Mr. Coppola. Once created cinematic juggernauts that is "The Godfather" series. Explored unrelenting paranoia in "The Conversation". Endured nightmares, tensions and existential questions in the Philippines, and splattered goth and color into Bram Stoker's "Dracula". Yes, it's just like looking back into Francis Ford Coppola's 'more than impressive' resume, but I just can't help but do that as I watch "Tetro", a film bringing Coppola's vision into the smaller confines of the art house scene, the uninhibited territory of Spanish linguistics and arguably into a more complex landscape of filmmaking where far-reaching scope is seldom a concern.

It stars Vincent Gallo, an actor who I think is just about as enigmatic and eccentric as the eponymous role he portrays, but may not be as restrained ("Brown Bunny?"). The film, like the opening sequence of "The Godfather", initially encapsulates the titular character with the same air of mystery and presence as that of Vito Corleone's cinematic introduction. We first see and feel Tetro not as an immediate character but merely as an idea. A lingering emotional attachment to its other important character, Bennie (well played by Alden Ehrenreich). A product of a past without a 'face'.

Though it may not be as noticed, I think director Coppola handled that brief scene perfectly, making us think that Bennie's visit to this 'brother' may not be an adequate idea as he thinks it is (highlighted by Tetro's harsh locking of his door). And though strengthened by a letter sent by his brother, Bennie's visit is still an unsure quest towards the unknown, into a brother who has also tread the same; a brooding but hopeful reverberation of a bond seemingly forgotten by time.

While I'm watching the film, one of the many things that I can think about is that it's quite reminiscent of Federico Fellini with its 'La Strada-like' utilization of carnivalesque characters littered around its central emotional arc. I'm not saying that Coppola, with all his aspirations to create a film he preferred to be remembered more in the European film scene, indirectly channeled and imitated Fellini. May be it's just the fact that in creating a deeply 'personal' film (he mentioned that it is), one can't help but grab the enduring roots of perennial cinematic artists like the aforementioned one above, a director also known for extracting emotions from his personal recesses for his more passionate projects to enhance the idea that the film was conceived, shot, and edited with the eyes on the camera's lens and hands pressed somewhere in the heart.

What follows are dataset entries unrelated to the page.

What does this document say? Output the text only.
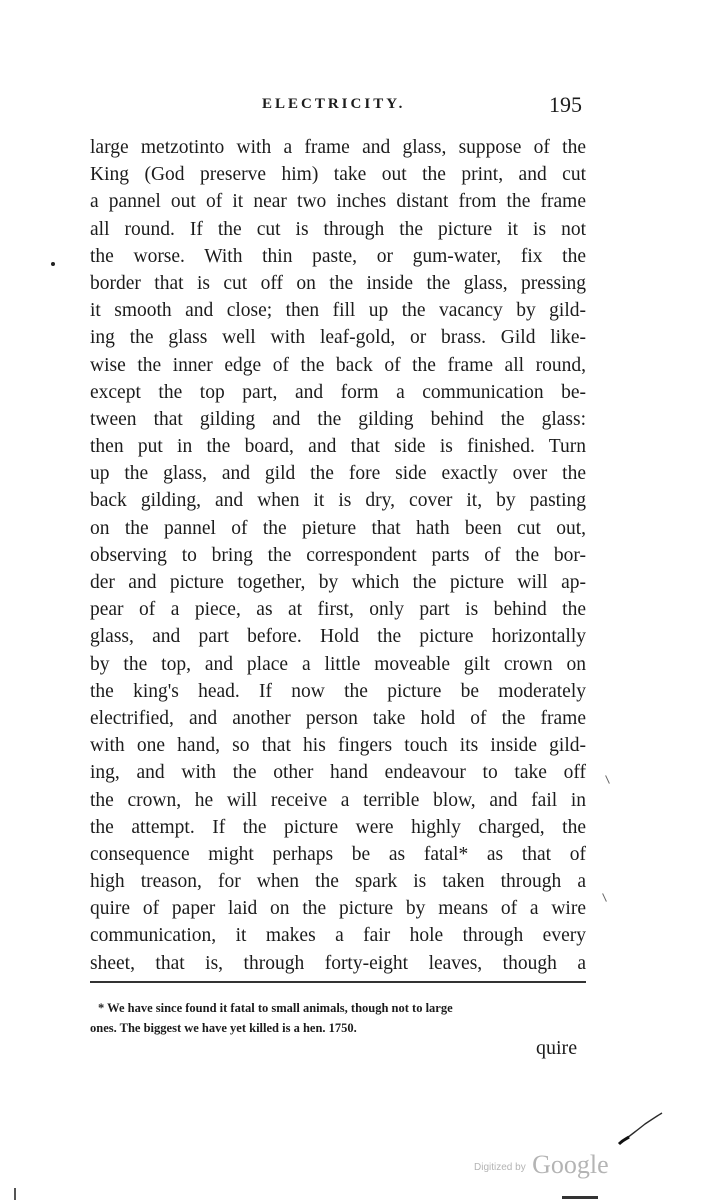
ELECTRICITY.	195
large metzotinto with a frame and glass, suppose of the
King (God preserve him) take out the print, and cut
a pannel out of it near two inches distant from the frame
all round. If the cut is through the picture it is not
the worse. With thin paste, or gum-water, fix the
border that is cut off on the inside the glass, pressing
it smooth and close; then fill up the vacancy by gild-
ing the glass well with leaf-gold, or brass. Gild like-
wise the inner edge of the back of the frame all round,
except the top part, and form a communication be-
tween that gilding and the gilding behind the glass:
then put in the board, and that side is finished. Turn
up the glass, and gild the fore side exactly over the
back gilding, and when it is dry, cover it, by pasting
on the pannel of the pieture that hath been cut out,
observing to bring the correspondent parts of the bor-
der and picture together, by which the picture will ap-
pear of a piece, as at first, only part is behind the
glass, and part before. Hold the picture horizontally
by the top, and place a little moveable gilt crown on
the king's head. If now the picture be moderately
electrified, and another person take hold of the frame
with one hand, so that his fingers touch its inside gild-
ing, and with the other hand endeavour to take off
the crown, he will receive a terrible blow, and fail in
the attempt. If the picture were highly charged, the
consequence might perhaps be as fatal* as that of
high treason, for when the spark is taken through a
quire of paper laid on the picture by means of a wire
communication, it makes a fair hole through every
sheet, that is, through forty-eight leaves, though a
* We have since found it fatal to small animals, though not to large
ones. The biggest we have yet killed is a hen. 1750.
quire
Digitized by Google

"Tetro" isn't just about the cliched concept of 'brotherly love', it's also about naivety at its most brutal misplacement and emptiness completely out of sync with what could have really been. And to say that Tetro's self-exile from his family is nothing but a bitter exaggeration is an insight out of context. I personally think that it was justifiable.

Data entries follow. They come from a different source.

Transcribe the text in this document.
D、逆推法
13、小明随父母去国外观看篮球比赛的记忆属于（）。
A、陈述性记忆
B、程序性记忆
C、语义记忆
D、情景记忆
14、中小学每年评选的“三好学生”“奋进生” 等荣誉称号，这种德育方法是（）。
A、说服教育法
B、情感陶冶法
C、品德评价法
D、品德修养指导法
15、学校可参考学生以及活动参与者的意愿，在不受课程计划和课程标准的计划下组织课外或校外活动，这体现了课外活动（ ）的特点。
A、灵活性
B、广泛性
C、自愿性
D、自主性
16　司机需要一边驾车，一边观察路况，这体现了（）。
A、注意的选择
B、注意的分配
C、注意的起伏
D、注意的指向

'Control' may also have something to do with it. With Tetro not having any with his life because of his father's egocentric authority, he looks for some place where he can. Then along came Bennie, his brother with the same sentiments but armed with much more urgency to answer questions of his own.

One chose to separate himself from his family, another is on a quest to know it more, and with the masterful and experienced craftsmanship of Francis Ford Coppola, the film has been rather successful in its polarizing portrayal of the two-sided truths and consequences of 'familial alienation' and an uncommon insight into an alternative reality of patriarchal flaws .

A self-produced film that is also an endlessly intriguing narrative exercise enhanced by unorthodox filmmaking. Coppola, with the creation of this independent gem shown in relative obscurity, really heeded the film's most significant line: "Don't look into the light". In his case, the blindingly bright lights of mainstream, that is.